Ryan Lengerich of the News-Sentinel wrote an article published today on local political blogs titled: "Probing the power of the blog - Some bloggers say they shape public political opinion." The Lengerich article cites this blog along with Indiana Pundit and the weblog of Libertarian and school board candidate Mike Sylvester.
I appreciate the article as well as the head shot of me included with the story. The cut line under the head shot reads "Harper: Analyzes and critiques local media." So here goes.
One of the things I talked to Mr. Lengerich about which didn't make it into the story was that the quality of readership is the true measurement of a blog's impact, not the quantity. What I told him was that television news producers, print and electronic reporters, elected officials, and opinion writers are regular visitors. The topics covered by bloggers then often get picked up by the "mainstream media" which amplifies the reach of a particular weblog.
Weblogs can also be an immediate corrective to rumors circulating in the political arena; weblogs can supplement the information carried in the mainstream media; and, weblogs can correct factual errors or misimpressions in the mainstream media.
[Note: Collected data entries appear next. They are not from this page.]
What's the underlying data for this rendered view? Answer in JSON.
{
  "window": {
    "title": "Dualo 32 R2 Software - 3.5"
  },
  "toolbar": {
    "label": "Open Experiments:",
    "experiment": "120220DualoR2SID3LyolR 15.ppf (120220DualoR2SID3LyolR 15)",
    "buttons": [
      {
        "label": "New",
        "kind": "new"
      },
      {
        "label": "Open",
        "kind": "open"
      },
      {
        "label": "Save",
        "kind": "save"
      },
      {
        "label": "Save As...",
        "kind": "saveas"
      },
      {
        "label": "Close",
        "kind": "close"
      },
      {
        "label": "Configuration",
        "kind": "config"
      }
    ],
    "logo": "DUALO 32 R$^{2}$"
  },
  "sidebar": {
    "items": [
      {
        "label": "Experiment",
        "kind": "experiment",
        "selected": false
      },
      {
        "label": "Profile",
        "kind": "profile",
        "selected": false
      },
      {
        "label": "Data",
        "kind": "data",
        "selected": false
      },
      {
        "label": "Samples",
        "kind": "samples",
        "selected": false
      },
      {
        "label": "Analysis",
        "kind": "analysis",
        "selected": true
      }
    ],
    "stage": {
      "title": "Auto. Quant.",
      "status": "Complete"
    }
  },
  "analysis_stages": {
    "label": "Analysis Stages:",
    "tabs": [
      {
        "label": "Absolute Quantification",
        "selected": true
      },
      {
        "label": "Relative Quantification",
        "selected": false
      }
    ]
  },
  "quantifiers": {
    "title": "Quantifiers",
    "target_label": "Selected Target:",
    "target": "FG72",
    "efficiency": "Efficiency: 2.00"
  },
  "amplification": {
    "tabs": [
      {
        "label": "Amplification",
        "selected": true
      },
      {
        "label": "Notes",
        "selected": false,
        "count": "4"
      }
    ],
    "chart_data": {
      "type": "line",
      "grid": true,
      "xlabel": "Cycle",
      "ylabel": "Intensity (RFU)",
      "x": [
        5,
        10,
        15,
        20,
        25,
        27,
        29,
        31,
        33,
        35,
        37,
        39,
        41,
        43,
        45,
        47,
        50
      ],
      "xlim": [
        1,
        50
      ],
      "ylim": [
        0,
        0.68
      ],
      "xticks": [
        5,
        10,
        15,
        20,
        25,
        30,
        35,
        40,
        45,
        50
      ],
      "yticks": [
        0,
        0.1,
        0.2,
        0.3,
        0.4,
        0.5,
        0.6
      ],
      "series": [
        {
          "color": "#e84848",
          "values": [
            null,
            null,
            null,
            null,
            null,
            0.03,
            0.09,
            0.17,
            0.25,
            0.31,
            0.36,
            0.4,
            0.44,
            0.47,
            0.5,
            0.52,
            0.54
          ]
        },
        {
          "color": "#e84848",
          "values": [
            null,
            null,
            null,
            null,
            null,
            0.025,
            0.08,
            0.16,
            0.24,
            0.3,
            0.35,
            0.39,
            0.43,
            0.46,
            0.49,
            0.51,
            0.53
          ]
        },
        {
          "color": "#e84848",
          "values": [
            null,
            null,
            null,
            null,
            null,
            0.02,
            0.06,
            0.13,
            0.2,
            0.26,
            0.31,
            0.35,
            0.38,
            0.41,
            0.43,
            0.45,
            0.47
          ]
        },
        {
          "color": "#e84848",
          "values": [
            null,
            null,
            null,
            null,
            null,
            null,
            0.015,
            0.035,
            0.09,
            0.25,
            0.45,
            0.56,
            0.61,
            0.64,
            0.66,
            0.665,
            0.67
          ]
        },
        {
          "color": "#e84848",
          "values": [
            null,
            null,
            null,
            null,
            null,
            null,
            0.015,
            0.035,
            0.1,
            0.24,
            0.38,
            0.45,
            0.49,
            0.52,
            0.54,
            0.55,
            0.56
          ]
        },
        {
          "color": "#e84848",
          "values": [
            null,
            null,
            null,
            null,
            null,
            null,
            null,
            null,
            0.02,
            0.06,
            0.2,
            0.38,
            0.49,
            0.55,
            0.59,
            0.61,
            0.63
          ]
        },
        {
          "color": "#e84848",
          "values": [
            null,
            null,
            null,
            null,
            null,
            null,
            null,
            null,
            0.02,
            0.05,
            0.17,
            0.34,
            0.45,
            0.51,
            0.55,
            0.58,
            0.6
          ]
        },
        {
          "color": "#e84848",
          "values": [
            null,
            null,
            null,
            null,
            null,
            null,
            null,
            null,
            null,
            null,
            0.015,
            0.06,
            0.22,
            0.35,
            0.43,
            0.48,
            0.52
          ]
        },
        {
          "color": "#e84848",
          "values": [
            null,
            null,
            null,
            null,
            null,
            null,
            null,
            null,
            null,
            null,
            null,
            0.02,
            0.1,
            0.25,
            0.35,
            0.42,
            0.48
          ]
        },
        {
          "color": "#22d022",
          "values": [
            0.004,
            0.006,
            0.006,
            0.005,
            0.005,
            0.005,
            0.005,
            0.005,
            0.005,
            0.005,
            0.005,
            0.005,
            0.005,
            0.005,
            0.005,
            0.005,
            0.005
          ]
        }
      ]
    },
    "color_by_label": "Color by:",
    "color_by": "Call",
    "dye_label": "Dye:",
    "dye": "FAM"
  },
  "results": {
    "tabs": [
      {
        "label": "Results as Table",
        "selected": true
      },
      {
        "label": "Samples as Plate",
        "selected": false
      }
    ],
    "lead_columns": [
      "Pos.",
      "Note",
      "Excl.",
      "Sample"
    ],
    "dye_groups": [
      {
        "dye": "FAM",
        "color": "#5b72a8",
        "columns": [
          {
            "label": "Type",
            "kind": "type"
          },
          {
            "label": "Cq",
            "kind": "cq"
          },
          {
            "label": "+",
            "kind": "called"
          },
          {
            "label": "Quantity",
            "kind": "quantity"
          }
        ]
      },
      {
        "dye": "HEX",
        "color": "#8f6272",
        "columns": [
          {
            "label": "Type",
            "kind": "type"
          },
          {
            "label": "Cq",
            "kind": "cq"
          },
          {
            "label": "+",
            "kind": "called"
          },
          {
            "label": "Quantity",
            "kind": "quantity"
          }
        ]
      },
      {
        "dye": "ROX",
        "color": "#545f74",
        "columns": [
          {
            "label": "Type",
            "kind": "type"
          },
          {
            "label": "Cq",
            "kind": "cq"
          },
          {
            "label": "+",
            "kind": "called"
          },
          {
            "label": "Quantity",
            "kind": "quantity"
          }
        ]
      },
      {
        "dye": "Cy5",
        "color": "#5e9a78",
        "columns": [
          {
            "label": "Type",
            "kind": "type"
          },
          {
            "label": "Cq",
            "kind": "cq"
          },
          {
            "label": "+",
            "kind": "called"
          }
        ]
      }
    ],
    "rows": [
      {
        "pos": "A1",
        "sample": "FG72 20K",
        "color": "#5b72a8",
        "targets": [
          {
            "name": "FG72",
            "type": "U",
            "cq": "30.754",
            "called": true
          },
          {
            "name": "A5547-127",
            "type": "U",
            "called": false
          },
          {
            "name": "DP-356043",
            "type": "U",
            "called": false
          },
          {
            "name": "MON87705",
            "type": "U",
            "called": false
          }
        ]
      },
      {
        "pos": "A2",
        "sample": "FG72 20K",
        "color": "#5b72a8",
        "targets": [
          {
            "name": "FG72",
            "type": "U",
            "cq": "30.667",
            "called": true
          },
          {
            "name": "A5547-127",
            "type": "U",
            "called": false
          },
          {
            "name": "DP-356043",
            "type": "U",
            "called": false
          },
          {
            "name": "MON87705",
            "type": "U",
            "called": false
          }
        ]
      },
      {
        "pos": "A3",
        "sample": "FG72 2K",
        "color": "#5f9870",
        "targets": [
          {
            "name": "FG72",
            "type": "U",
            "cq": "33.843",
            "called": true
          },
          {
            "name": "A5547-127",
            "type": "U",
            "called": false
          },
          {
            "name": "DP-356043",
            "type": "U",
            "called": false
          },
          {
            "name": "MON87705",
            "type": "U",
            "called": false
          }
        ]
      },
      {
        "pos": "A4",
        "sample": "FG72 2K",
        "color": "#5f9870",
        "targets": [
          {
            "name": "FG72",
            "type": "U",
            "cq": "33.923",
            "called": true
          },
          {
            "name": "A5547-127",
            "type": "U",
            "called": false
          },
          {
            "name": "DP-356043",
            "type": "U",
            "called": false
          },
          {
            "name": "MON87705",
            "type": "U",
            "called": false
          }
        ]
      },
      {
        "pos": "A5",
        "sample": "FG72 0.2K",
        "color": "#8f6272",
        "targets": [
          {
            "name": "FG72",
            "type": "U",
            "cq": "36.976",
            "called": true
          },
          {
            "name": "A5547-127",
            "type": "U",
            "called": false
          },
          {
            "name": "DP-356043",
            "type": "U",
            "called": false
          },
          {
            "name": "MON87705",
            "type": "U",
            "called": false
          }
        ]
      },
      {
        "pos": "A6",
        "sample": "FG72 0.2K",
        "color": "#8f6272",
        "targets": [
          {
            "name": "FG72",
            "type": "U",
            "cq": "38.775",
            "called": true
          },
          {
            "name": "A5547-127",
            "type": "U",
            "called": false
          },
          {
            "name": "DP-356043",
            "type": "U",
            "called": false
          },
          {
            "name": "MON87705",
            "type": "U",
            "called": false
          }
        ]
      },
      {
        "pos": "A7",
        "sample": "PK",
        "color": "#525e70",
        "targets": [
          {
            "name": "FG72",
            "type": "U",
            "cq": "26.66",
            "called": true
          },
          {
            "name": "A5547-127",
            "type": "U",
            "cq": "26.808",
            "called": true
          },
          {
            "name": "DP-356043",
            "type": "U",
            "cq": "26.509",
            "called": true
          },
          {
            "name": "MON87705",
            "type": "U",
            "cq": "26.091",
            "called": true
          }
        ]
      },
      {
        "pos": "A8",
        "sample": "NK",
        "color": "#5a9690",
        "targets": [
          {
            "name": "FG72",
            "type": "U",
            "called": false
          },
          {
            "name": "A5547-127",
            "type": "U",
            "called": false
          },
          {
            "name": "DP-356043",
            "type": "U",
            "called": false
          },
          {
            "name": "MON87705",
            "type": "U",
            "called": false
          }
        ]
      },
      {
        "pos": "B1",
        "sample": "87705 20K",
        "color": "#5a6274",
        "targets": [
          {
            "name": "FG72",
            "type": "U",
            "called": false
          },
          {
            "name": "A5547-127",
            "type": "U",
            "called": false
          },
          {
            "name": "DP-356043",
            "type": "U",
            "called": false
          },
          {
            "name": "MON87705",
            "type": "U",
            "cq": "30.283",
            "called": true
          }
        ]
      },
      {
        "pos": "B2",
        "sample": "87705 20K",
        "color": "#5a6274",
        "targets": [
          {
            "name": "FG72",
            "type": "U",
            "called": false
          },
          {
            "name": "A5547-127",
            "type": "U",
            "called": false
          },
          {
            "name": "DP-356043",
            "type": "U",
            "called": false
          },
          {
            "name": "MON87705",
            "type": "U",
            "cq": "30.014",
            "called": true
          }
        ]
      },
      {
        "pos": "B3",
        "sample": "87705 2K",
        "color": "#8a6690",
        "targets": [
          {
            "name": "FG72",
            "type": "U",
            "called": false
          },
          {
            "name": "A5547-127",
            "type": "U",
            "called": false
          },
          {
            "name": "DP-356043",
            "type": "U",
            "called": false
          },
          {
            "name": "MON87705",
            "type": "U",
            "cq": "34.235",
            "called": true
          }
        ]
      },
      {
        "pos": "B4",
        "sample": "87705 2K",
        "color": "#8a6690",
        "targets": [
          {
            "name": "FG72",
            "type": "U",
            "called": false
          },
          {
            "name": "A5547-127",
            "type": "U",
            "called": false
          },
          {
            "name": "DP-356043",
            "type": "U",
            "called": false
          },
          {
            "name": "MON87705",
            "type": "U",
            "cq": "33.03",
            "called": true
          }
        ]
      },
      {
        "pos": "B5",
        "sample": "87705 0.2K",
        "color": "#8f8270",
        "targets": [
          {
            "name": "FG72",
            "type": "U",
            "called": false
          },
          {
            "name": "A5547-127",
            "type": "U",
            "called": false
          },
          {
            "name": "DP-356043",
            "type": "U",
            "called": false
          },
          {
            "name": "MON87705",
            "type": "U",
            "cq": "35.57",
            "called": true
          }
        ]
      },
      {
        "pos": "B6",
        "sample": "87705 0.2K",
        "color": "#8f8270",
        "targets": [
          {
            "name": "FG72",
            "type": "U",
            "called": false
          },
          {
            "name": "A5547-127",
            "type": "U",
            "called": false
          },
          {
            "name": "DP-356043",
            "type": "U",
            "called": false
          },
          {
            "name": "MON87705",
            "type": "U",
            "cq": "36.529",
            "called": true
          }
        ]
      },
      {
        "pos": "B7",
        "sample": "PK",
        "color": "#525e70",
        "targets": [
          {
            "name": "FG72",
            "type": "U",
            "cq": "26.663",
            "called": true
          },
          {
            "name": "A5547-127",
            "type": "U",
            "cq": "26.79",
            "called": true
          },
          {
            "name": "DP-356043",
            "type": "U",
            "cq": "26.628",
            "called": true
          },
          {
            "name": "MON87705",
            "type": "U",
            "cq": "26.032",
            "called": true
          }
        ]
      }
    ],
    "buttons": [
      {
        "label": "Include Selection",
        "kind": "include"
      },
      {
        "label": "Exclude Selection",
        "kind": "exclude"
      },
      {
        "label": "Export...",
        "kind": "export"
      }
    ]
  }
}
The increase in the velocity of information being circulated is an important factor in how weblogs will begin to affect state and local politics this year. Something reported on Fort Wayne Observed can be picked up by Taking Down Words in Indianapolis where it then is seen by Indianapolis print and electronic journalists.
The business of newspapers can be affected as well. For example, original reporting by Fort Wayne Observed touching on the newspaper business has been picked up by Romenesko of Poynter Online, credited to Fort Wayne Observed by the Rocky Mountain News, and credited to Fort Wayne Observed by a news organization in San Francisco (where it was picked up by the Los Angeles Times).
Mr. Lengerich notes the relative size of the traffic on weblogs versus that of other outlets. This then gets back to the question of the quality of the reader and the potential for amplification.
However, Mr. Lengerich did something unusual in his comparison here. I had told him that Fort Wayne Observed probably has the largest readership of the Fort Wayne opinion blogs. We have an open site meter; folks are welcome to peruse the same information in that regard that I am able to see. I also told him that it was our belief that Fort Wayne Observed's unique visitors per day and total page views (hits) were larger than those for Tracy Warner's weblog for the Journal-Gazette and Leo Morris' Opening Arguments weblog for the News-Sentinel.
Mr. Lengerich chose to compare Fort Wayne Observed's average weekly page views (hits) with the hits for N-S reporter Blake Sebring's Komets weblog on a "recent weekday" near the UHL playoffs.
The better comparison would have been with N-S editorial page editor Leo Morris' weblog Opening Arguments for an average week as opposed to one weekday. A recent weekday for Fort Wayne Observed would be over one-thousand. (On Monday, for example, FWOb had 1,025 page views.)
Fort Wayne Observed talked this morning with Tom Pellegrene of the Journal-Gazette about webpage statistics. What he could tell us is that the sports weblogs have more traffic than the editorial weblogs. That on most days Leo Morris' editorial weblog has more traffic than that of Tracy Warner's. That in the middle of the day when a sampling is made of web traffic, the hits for the editorial weblogs is in the middle two digits and the two hockey weblogs are in the hundreds.
Fort Wayne Observed doesn't want to overemphasize the statistics. However, I suggest that a comparison of apples to apples would be appropriate.
Besides, if one wanted to start comparing traffic on single team sports weblogs, Nathan Gotsch, the founder of Fort Wayne Observed, might have some fun with it. His weblog, InsideUSC, was getting more than 1,500 hits per hour in the run-up to the Rose Bowl and the awarding of the Heisman Trophy.
The USC comparison is hardly apples to apples, since Fort Wayne has nothing that even comes close to comparing to the sports magnitude of the Rose Bowl or Heisman Trophy presentation. However, your point about comparing the Komets blog to yours is certainly a valid one.
Ed. note: This comment was sent from an internet address at Fort Wayne Newspapers, Inc.